To understand the complex links between behavior, physiology, and ecology, it is critical that the behavioral code be deciphered using appropriate statistical tools. Behavioral and physiological responses are often highly complex, comprising multiple components, which vary among individuals and among contexts. A primary goal of the Behavioral Complexity Lab is to quantify complex behaviors and physiological patterns and illuminate cryptic biological phenomena that may have impacts on populations. To this end, we employ field experiments, fine-scale time series approaches, and information theory to decipher complexities of animal communication, components of which are linked to individual fitness. Past and current projects include:

song wren (Cyphorhinus phaeocephalus)
  • Detection of neighbor-stranger recognition using complex interaction networks. We show that researchers’ ability to detect simple behavioral phenomena is improved when behavioral networks are considered. These results suggest that local response networks are critical, yet underappreciated, components of environmental context and that they may drive interpretation of many experimental playback studies (in preparation for Animal Behaviour).
  • Context-dependent information transfer in birds. In collaboration with Santiago Escobar (former field assistant), we used song wrens (Cyphorhinus phaeocephalus) and fine-scale time series analysis to show that information transfer (bit-rate) was maximized during simulated intrusions by unfamiliar individuals. This pattern was undetectable using data grouped into pre-stimulus and stimulus time blocks (in preparation for Animal Behaviour).
  • Quantification of signal display complexity.
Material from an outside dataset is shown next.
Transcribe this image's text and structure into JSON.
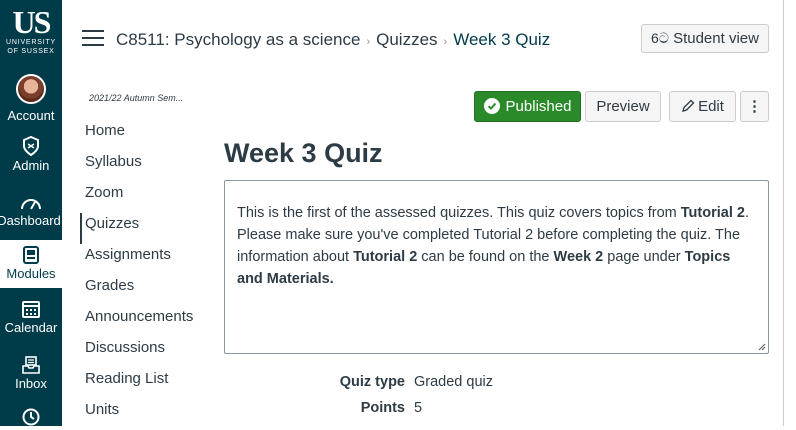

With Carla Vanderbilt and Emily DuVal, we developed an entropy-based quantification of complexity of coordinated male-male courtship displays of lance-tailed manakins (Chiroxiphia lanceolata) (Vanderbilt et al. 2015), providing a basis for understanding the impact of coordinated male-male displays on differential reproductive success. In as yet unpublished work, we used a similar entropy framework to quantify complexity of male multi-modal courtship (vibratory and visual) displays in 46 species of jumping spiders (Habronattus spp.) to test hypotheses about the origin of multi-modal signals. 
  • Eavesdropping and community structuring in army ant following birds. In collaboration with Henry Pollock, Ari Martinez, and Corey Tarwater, we have explored how social information in army ant-following birds impacts structuring of mixed-species foraging aggregations. We have found that eavesdropping (exploitation of acoustic cues) is not only a learned behavior but is also asymmetric between species in the community; that is, there is a distinct social information cascade whereby species respond only to particular species. This work is currently being expanded to explore these phenomena as a function of community composition at differe sites across the Isthmus of Panama.